As Professor Blunn notes, the prosthetic as an aid or replacement for a limb have been used throughout history. In 2012 researchers at the University of Manchester copied wooden toes that were discovered on the bodies of Egyptian mummies buried 3,000 years ago. Tests were conducted at the Gait Laboratory at Salford University's Centre for Rehabilitation and Human Performance Research and it was discovered that these wooden toes weren’t purely cosmetic, they were aids to walking.
There have been some developments in the traditional stump-socket technology over time. ‘Technology has been used to develop the external socket device,’ says Professor Blunn. ‘For example you can buy computer-controlled legs which actually go on to the femur.’ They help prevent you from falling. There are also hands that can contract and open, wrists that rotate and elbows that can flex and bend. ‘Those things are controlled by electrodes that are placed over the residual muscles on the stump,’ explains Blunn, ‘and they detect muscle contraction and that sends a signal to the motor or actuator to open and close.’
With these variations on the traditional prosthetic the key is that there are parts of the body which can control more supple prosthetic devices. One development in this field is called Targeted Muscle Reinnervation where residual nerves from the stump are taken and put into other surface muscles used to detect signals when they contract.

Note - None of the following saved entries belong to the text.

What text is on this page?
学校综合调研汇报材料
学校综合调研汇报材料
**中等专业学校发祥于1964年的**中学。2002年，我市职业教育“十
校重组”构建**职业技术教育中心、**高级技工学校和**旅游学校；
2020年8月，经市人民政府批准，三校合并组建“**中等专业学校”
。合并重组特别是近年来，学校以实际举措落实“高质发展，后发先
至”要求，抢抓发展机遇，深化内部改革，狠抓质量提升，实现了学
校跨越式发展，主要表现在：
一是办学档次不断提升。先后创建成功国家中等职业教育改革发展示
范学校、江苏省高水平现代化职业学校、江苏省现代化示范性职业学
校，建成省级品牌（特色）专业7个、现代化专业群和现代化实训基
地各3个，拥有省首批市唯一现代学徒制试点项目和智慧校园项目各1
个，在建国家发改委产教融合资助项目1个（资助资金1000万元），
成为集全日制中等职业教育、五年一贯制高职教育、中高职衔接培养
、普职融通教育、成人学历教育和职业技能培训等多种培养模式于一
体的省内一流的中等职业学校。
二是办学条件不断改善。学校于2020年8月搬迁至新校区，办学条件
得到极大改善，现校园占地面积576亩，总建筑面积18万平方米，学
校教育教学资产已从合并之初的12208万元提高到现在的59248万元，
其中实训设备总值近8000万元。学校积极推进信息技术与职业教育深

For example, explains Blunn, ‘the idea is that the residual nerve in the arm is plugged in to the pectoral muscles on the chest and you can get quite a number of signals, up to 16 in some cases via muscle contraction of the chest. The problem is you have to then wear a waistcoat and plug the electrodes in.’ It is also quite complicated learning to contract and co-ordinate muscles for a specific movement.
Model of deer antlers
What ITAP does is to get rid of the socket by attaching the prosthetic to the skeleton, anchoring the artificial limb directly onto the implant, ‘that of course transmits loads directly on the bone which is of course where the loads are supposed to go to,’ says Blunn. They have known for a long time how to integrate bone and prosthetic, but it’s taken a while to develop. ‘The key is the seal at the skin interface,’ explains Blunn, ‘and we started working on this about ten years now. We used natural analogues of bone passing through the skin of which there are not many, such as deer antlers. We looked at the morphology of bone as it passed through the skin and we tried to copy that on our ITAP prosthesis.'
As for next steps, the team are continuing to develop the device looking to the skin interface to enable better integration. ‘We have a grant from the Wellcome Trust to make the skin interface using a technique called Selective Laser Sintering which prints 3D shapes in titanium metal. That allows the structure, especially at the skin interface, to be more porous which means it can integrate better with the skin.’